The next thing you know, you’re rounding the block, zeroing in on a neon sign containing an aquatic maiden surrounded by a distinctive green loop. Starbucks is beckoning you to over a Venti nonfat half-caff soy latte with extra whip.
So what inspired you to make the purchase? It was not the store location or the advertising that Starbucks pays for. This morning, it was that empty coffee cup you saw in the gutter.
The image of the Starbucks logo triggered your memory to think about your last cup of coffee — how it tasted when the hot liquid met your mouth and when your upper lip touched the frothy whipped topping. And on your way to work, all you can think about is that cup of coffee. You may normally walk past Starbucks, but today you went inside.
Brand logos have an incredibly high value because of their ability to make you, the consumer, instantaneously think about the bigger picture.
If a woman sees a CVS bag blowing down the street, it might remind her that she needs more Q-Tips and shampoo. And when she goes to make that purchase later, she is probably more likely to shop at CVS.

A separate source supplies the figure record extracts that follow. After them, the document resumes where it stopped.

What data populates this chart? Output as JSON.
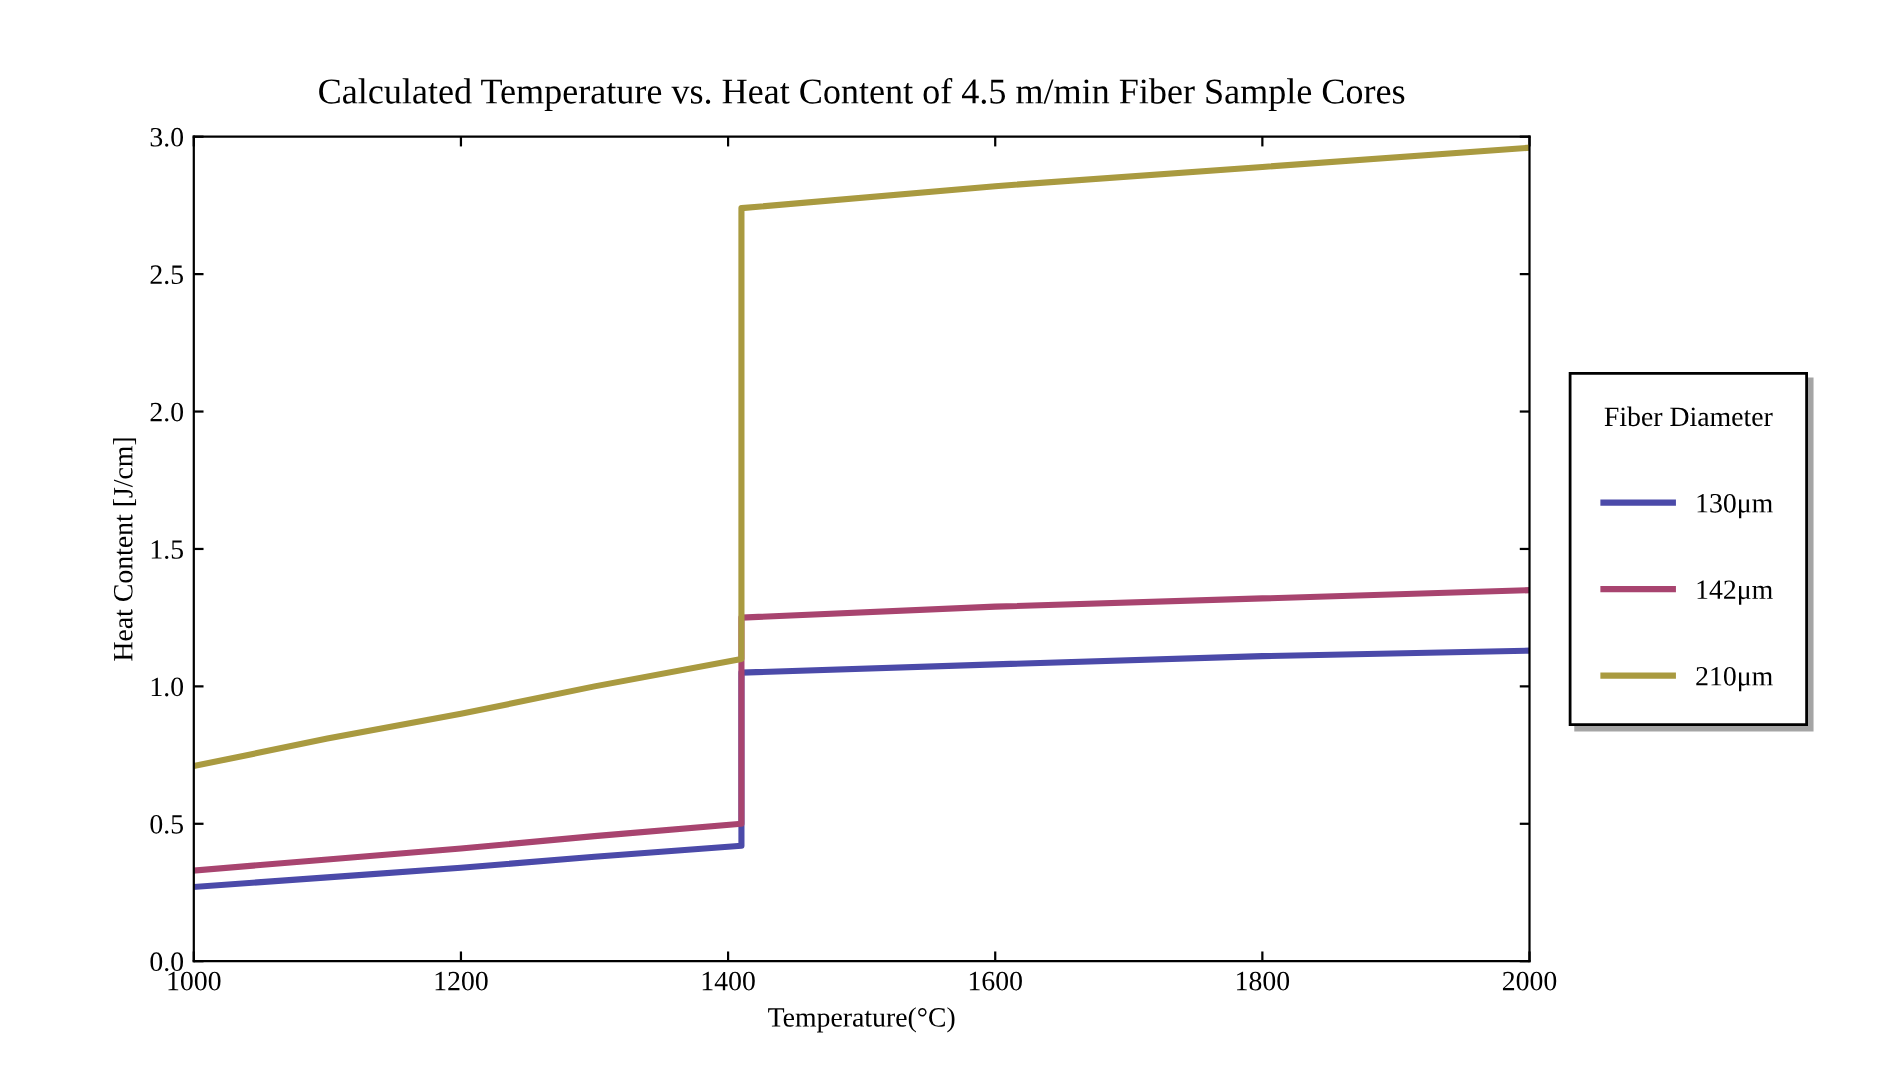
{
  "chart_data": {
    "type": "line",
    "title": "Calculated Temperature vs. Heat Content of 4.5 m/min Fiber Sample Cores",
    "xlabel": "Temperature(°C)",
    "ylabel": "Heat Content [J/cm]",
    "legend_title": "Fiber Diameter",
    "series": [
      {
        "name": "130μm",
        "color": "#4b4aa9",
        "x": [
          1000,
          1100,
          1200,
          1300,
          1410,
          1410,
          1600,
          1800,
          2000
        ],
        "values": [
          0.27,
          0.305,
          0.34,
          0.38,
          0.42,
          1.05,
          1.08,
          1.11,
          1.13
        ]
      },
      {
        "name": "142μm",
        "color": "#a8446f",
        "x": [
          1000,
          1100,
          1200,
          1300,
          1410,
          1410,
          1600,
          1800,
          2000
        ],
        "values": [
          0.33,
          0.37,
          0.41,
          0.455,
          0.5,
          1.25,
          1.29,
          1.32,
          1.35
        ]
      },
      {
        "name": "210μm",
        "color": "#a99a40",
        "x": [
          1000,
          1100,
          1200,
          1300,
          1410,
          1410,
          1600,
          1800,
          2000
        ],
        "values": [
          0.71,
          0.81,
          0.9,
          1.0,
          1.1,
          2.74,
          2.82,
          2.89,
          2.96
        ]
      }
    ],
    "xlim": [
      1000,
      2000
    ],
    "xticks": [
      1000,
      1200,
      1400,
      1600,
      1800,
      2000
    ],
    "ylim": [
      0,
      3.0
    ],
    "yticks": [
      {
        "value": 0,
        "label": "0.0"
      },
      0.5,
      {
        "value": 1,
        "label": "1.0"
      },
      1.5,
      {
        "value": 2,
        "label": "2.0"
      },
      2.5,
      {
        "value": 3,
        "label": "3.0"
      }
    ],
    "grid": false,
    "legend": "right",
    "marker": "none",
    "line_style": "solid"
  }
}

Think about an empty Cinnabon box you see at the mall. Not only are you going to be stopping at American Eagle and Express, but you will be finding your way to the food court to grab a bite of that cinnamony deliciousness. You know in the back of your head that every mall has a Cinnabon, but it is not until you see the empty container that you now want to go there.
What do the Starbucks cup, the CVS bag, and the Cinnabon box all have in common? They are trash!

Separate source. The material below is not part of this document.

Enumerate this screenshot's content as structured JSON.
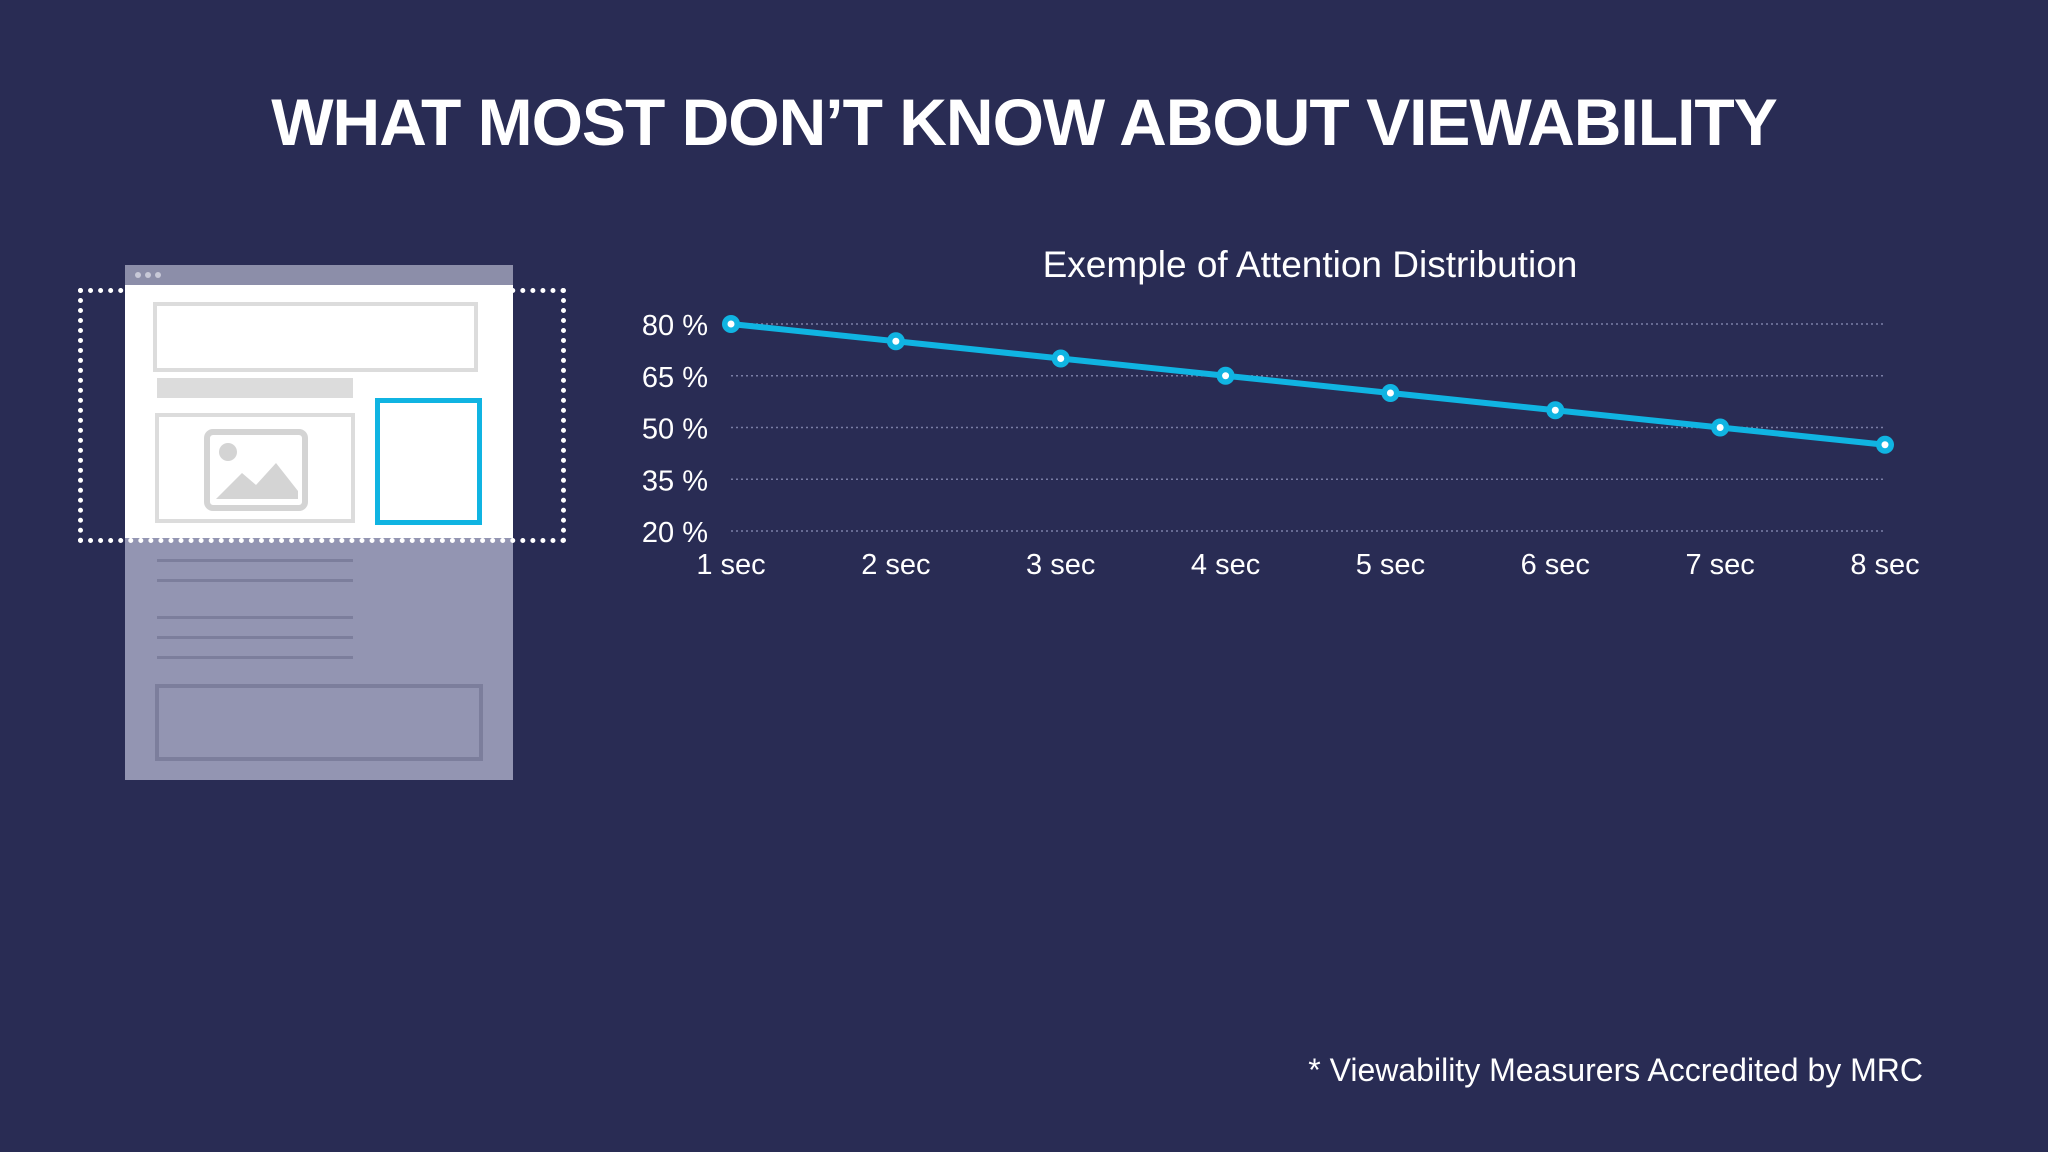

Trash is driving sales all across America. It’s the company’s logo on the trash that is really driving the sales, but the fact is, it is free advertising for companies. When somebody litters or reuses a bag with a retailer’s name and logo on it, then that person is indirectly driving sales for the company.
There are so many advertisements which bombard us everyday that many times, we simply ignore the message. It seems that incremental sales growth is mostly likely to happen when consumers least expect it-when looking at trash.
Whether it is resting in a waste can or lying in the street, the logos on the trash remind us of things we may want. And once we get thinking, especially about food, many consumers make a purchase. During a difficult time for economic growth, litter-bugs may just be the secret step to growing sales.